An invitation from an ex took me out of town on Sunday evening. Turning onto his street, I was nervous. Not just because of the warehouses and dark empty roads stretching before me, not just because my Nuvi frantically begged me to take a series of immediate lefts and get the hell out of that neighborhood. I was nervous in the way I always am when it comes to this guy, but even that wasn’t my foremost anxiety.
I just had to get through dinner with him. That’s it. One little meal. I was scheduled for multiple meals with multiple strangers on Tuesday and Wednesday, but those were nothing comparable. I didn’t care if I made a genuine connection with the strangers. This, on the other hand, felt like a test of all the decisions I made that affected the two of us. What if we had nothing to talk about? What if we couldn’t agree on a type of pizza, what if we listened to each other chew and stared at the TV above the bar? I guess that would have been a relief, because I would have known I was right to end it.

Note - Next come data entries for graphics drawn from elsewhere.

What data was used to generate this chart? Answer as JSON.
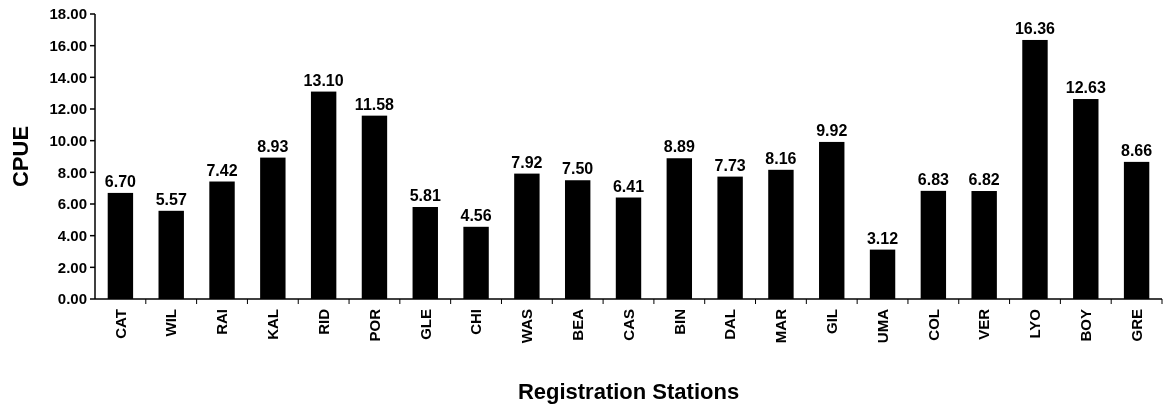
{
  "chart_data": {
    "type": "bar",
    "xlabel": "Registration Stations",
    "ylabel": "CPUE",
    "categories": [
      "CAT",
      "WIL",
      "RAI",
      "KAL",
      "RID",
      "POR",
      "GLE",
      "CHI",
      "WAS",
      "BEA",
      "CAS",
      "BIN",
      "DAL",
      "MAR",
      "GIL",
      "UMA",
      "COL",
      "VER",
      "LYO",
      "BOY",
      "GRE"
    ],
    "values": [
      6.7,
      5.57,
      7.42,
      8.93,
      13.1,
      11.58,
      5.81,
      4.56,
      7.92,
      7.5,
      6.41,
      8.89,
      7.73,
      8.16,
      9.92,
      3.12,
      6.83,
      6.82,
      16.36,
      12.63,
      8.66
    ],
    "value_labels": [
      "6.70",
      "5.57",
      "7.42",
      "8.93",
      "13.10",
      "11.58",
      "5.81",
      "4.56",
      "7.92",
      "7.50",
      "6.41",
      "8.89",
      "7.73",
      "8.16",
      "9.92",
      "3.12",
      "6.83",
      "6.82",
      "16.36",
      "12.63",
      "8.66"
    ],
    "color": "#000000",
    "ylim": [
      0,
      18
    ],
    "yticks": [
      {
        "value": 0,
        "label": "0.00"
      },
      {
        "value": 2,
        "label": "2.00"
      },
      {
        "value": 4,
        "label": "4.00"
      },
      {
        "value": 6,
        "label": "6.00"
      },
      {
        "value": 8,
        "label": "8.00"
      },
      {
        "value": 10,
        "label": "10.00"
      },
      {
        "value": 12,
        "label": "12.00"
      },
      {
        "value": 14,
        "label": "14.00"
      },
      {
        "value": 16,
        "label": "16.00"
      },
      {
        "value": 18,
        "label": "18.00"
      }
    ],
    "grid": false
  }
}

We settled on BBQ pizza with bacon and corn (Yes, corn. Weird, right? It actually wasn't bad). He asked if we could get thin crust, which happens to be the only crust for me. When the waitress arrived, he ordered wheat rather than white, just as I would have.
I’d like to think common ground was discovered where it seemed none existed, but maybe I'm just being fanciful. The same old obstacles hadn't disappeared, however: Calculator vs color wheel. Logic vs intuition. I heartlessly ignored his pain because he caused mine. Who did the greater damage? Who is to blame? Is there a friendship worth salvaging? Why are we even still talking about this?
Back in the black and white, I knew there were a couple of things I wanted from life. I wanted to be looked at every day the way I'd catch him smoldering at me when he thought I wouldn’t notice. In the way you give before you learn not to, everything I had was his. But it should come as no surprise that we killed the good stuff with our blatant disrespect for each other. There were certainly no smoldering glances on this occasion.
I feel ridiculous for even peering down this road again. It's like looking back over my tan teenage shoulder; trusting that girl, with her black-from-a-box hair and roller coaster wants, was never easy. She wanted to be grown-up, but she wasn't. Now she is, and she wants to go back.
Well little girl, it's too late. Time travel is impossible. Let's be honest--teleportation is much more practical. Work to beach in seconds.